Advance Directives: Having the Talk
How to Talk to a Loved One About Making a Living Will and Durable Power of Attorney for Health Care
Benefits of Advance Directives continued...
But talking about an advance directive doesn't have to be so difficult, says David Casarett, MD, associate professor of medicine at the University of Pennsylvania and chief medical officer at Penn's hospice and palliative care program.
"If you think about advance directives as being all about death and dying and the final days, then it's really difficult," he says. "If you think about them the way they're intended -- which is if a family member ever gets to the point where they're not able to make decisions for themselves for any reason and they have a serious illness -- advance directives are really all about helping the family to come together and do the right thing."
"Framed in that light, in my experience, a lot of people are not only willing, but enthusiastic about doing advance directives," Casarett says. "It helps to make sure a family comes together and doesn't wind up arguing or disagreeing -- framing advance directives as doing something for their family, rather than for themselves."
Start the Discussion
Advance directives aren't just for the sick or elderly. So don't wait until a loved one has been diagnosed with a terminal illness to start talking about advance directives.

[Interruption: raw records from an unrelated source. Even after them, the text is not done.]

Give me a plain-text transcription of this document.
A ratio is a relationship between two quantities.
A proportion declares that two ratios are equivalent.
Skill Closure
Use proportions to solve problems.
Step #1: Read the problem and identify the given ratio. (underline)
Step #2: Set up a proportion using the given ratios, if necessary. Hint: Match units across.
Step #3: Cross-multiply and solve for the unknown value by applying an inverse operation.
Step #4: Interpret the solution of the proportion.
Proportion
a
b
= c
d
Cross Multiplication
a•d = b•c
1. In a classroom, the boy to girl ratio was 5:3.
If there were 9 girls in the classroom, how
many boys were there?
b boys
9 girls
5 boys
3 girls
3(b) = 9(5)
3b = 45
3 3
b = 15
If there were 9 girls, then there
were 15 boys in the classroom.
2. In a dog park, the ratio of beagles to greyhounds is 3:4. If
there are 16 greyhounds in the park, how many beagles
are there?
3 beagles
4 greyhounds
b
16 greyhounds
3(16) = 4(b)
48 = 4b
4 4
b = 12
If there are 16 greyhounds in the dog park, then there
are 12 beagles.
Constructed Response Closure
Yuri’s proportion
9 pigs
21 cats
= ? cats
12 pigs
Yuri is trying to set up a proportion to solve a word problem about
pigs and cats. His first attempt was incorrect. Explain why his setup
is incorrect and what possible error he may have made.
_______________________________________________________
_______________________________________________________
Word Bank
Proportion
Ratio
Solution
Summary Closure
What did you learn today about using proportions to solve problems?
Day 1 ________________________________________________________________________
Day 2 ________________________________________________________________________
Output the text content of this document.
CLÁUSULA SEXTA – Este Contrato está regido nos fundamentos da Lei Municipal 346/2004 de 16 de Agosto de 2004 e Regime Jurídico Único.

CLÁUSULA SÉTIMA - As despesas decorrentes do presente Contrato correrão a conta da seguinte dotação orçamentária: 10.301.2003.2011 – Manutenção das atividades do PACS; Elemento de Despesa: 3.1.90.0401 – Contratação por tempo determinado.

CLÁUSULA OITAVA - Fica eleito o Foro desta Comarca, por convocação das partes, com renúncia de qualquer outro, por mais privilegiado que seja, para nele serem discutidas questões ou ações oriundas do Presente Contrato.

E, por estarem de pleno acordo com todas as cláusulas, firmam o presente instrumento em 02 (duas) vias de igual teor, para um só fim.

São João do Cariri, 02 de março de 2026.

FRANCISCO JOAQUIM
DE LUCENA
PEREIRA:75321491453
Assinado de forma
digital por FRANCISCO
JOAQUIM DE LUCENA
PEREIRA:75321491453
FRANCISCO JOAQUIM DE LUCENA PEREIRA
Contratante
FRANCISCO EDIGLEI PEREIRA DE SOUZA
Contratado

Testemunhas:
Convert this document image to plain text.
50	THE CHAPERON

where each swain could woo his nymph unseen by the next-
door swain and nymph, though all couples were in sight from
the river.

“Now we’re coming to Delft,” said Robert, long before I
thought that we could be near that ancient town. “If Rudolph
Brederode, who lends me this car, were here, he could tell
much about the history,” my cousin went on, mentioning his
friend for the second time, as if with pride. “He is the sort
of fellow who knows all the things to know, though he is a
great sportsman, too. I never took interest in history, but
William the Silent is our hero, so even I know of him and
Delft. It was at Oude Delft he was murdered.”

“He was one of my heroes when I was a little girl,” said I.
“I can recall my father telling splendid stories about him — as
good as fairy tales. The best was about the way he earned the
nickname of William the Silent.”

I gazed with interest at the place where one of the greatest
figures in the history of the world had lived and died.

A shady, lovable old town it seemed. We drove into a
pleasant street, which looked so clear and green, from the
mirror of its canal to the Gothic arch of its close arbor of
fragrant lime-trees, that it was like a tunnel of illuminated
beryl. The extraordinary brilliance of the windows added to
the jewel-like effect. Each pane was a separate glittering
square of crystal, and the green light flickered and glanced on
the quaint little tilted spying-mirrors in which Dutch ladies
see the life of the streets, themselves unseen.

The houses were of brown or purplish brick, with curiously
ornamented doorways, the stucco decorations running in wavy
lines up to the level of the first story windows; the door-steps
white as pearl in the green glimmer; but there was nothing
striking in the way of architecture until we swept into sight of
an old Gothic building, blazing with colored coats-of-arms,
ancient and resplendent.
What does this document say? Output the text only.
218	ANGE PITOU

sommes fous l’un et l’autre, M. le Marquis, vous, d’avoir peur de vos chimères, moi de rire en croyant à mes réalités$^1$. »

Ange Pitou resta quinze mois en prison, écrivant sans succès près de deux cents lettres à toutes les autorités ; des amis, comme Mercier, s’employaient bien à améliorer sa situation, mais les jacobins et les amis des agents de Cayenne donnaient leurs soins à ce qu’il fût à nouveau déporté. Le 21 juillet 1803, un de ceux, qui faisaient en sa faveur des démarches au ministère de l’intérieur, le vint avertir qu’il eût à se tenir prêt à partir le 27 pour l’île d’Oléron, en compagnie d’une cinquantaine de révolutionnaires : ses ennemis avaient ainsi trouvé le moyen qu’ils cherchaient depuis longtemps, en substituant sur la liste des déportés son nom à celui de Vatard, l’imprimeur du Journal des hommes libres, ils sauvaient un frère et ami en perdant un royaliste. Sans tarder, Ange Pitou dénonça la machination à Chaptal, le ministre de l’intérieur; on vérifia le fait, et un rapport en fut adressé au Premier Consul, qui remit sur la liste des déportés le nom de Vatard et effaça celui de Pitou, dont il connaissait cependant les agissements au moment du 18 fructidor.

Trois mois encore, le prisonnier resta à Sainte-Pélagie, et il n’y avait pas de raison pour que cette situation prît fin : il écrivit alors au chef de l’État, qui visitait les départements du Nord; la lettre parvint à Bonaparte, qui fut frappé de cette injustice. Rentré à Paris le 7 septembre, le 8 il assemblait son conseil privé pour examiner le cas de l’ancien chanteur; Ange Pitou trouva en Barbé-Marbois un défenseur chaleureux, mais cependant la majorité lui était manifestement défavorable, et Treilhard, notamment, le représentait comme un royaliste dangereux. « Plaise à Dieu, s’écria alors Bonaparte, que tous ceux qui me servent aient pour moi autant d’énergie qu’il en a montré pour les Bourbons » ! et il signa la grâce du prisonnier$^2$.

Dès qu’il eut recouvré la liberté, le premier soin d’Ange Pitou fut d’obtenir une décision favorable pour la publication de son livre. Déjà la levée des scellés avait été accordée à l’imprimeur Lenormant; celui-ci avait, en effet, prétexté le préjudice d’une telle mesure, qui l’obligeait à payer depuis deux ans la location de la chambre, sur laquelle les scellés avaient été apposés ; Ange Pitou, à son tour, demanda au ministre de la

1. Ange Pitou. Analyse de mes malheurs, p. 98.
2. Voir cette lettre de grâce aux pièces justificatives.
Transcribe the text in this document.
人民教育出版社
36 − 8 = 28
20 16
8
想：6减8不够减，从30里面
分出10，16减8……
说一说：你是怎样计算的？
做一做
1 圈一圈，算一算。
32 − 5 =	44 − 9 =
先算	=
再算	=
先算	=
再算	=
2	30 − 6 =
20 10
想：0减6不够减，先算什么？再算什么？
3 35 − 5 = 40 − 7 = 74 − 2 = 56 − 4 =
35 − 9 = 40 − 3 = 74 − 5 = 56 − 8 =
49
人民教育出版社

Life can change in an instant. Someone might have a massive stroke or serious accident, for example. So don't wait until a loved one has been diagnosed with a terminal illness to start talking about advance directives.
"Having a discussion well in advance of a crisis just gives lots of opportunity for clarification or mutual understanding," says Kathy Brandt, senior vice president in the office of education and engagement at the National Hospice and Palliative Care Organization. That way, there's time to understand why a loved one has made certain choices, how he or she reached those decisions, and what values and beliefs informed them, she says.
Having the Talk
Look for graceful ways to introduce an advance directive:
The experiences of others: If a relative or friend has been gravely ill or has died recently, it may open the door to a discussion, Storey says. Besides asking a loved one what he or she would have wanted in that situation, Storey also suggests saying, "I really want to do a good job of representing what you would want in situations like that. Have you thought about that?"